L’innovation française retient son souffle…

L’instabilité politique que connait actuellement la France créé un flou important pour nos PME, véritable vivier de l’innovation.
Si la France n’est pas connue pour ses taux d’imposition particulièrement bas, elle se positionne en revanche en exemple en matière de soutien à la recherche et à l’innovation grâce à différents mécanismes comme le plus connu, le crédit d’impôt recherche (CIR) mais également le crédit d’impôt innovation (CII) ou encore le statut de jeune entreprise innovante (JEI).

Les nombreux débats et amendements autour du projet initial de loi de finances pour 2025 ont mis une nouvelle fois en relief les interrogations de certains quant à la pertinence de ces mécanismes. Il est notamment fait reproche au CIR de bénéficier principalement aux grandes entreprises dont les investissements dans la recherche resteraient limités.

Si l’abandon du projet de loi de finances clôt temporairement le débat pour ce dernier… la question du maintien du CII se pose pour de nombreuses PME. En effet, contrairement au premier, le code général des impôts prévoit que celui-ci n’est applicable que jusqu’au 31 décembre 2024.

Or, le projet de loi spéciale étudié mercredi en Conseil des ministres n’a vocation qu’à permettre à l’Etat de continuer à percevoir l’impôt. Le dispositif de CII risque donc fort de ne pas être reconduit pour le moment. Certains soulevaient en effet la possibilité qu’un nouveau projet de loi de finances soit encore déposé mais cette éventualité parait désormais peu probable malgré la nomination d’un nouveau premier ministre.

Ces questions inquiètent donc évidemment l’ensemble des acteurs de l’innovation. Toutefois, il nous semble possible d’y apporter certains tempéraments.

En premier lieu, le CII calculé sur les dépenses 2024 pourra bien être utilisé en 2025 (ou au titre des années suivantes) ce qui laisse au législateur une année pour reconduire le système et aux entreprises une année pour tenter de s’adapter. Rappelons que, contrairement à l’article 2 du Code civil, les lois de finances peuvent prévoir des dispositions « rétroactives » de sorte que le système pourrait être reconduit courant 2025. Toutefois, à défaut de visibilité, la prudence pourrait conduire bon nombre de PME à limiter leurs efforts d’innovation ce qui n’est évidemment pas souhaitable.

En second lieu, contrairement au CIR, le CII ne bénéficie qu’aux PME ce qui créé une forme de consensus. Sa reconduction, proposée par amendement dans le cadre du premier projet de loi désormais abandonné, a d’ailleurs été accueillie favorablement par la Commission des finances et le Gouvernement puis votée par le Sénat dans une forme un peu rabotée (20% au lieu de 30%).

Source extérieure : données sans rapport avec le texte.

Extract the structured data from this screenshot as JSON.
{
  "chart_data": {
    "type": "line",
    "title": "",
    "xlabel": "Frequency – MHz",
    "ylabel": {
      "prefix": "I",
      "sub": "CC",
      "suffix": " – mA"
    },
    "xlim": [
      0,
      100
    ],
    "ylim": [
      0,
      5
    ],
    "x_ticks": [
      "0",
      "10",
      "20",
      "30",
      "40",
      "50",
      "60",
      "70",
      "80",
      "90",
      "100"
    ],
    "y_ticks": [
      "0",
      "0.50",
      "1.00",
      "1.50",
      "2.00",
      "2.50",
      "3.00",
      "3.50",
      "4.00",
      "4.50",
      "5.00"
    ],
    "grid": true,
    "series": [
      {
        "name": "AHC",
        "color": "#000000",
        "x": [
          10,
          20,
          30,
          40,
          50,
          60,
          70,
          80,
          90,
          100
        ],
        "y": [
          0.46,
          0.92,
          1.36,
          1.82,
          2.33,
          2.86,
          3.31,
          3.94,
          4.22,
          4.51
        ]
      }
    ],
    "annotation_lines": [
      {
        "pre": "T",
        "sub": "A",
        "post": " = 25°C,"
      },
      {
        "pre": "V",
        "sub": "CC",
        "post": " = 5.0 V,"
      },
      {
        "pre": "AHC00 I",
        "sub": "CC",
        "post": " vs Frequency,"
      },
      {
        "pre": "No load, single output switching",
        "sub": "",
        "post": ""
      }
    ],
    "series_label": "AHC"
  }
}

Il est donc légitime de penser qu’il en sera de même dans le cadre du prochain projet de loi de finances.

S’agissant de l’exonération des cotisations patronales des JEI, celle-ci devrait encore s’appliquer jusqu’au prochain projet de loi. Toutefois, les entreprises concernées devront donc être particulièrement attentives à ce point lors des prochains débats.

Il en sera de même pour le CIR qui, bien qu’inchangé pour le moment, pourrait faire l’objet de nouvelles mesures, potentiellement à compter du 1er janvier 2025, les dernières retenues étant principalement la suppression de la prise en compte des rémunérations des jeunes docteurs pour le double de leur montant et la suppression des dépenses de brevets.

L’année 2025 s’annonce donc mouvementée pour l’innovation française.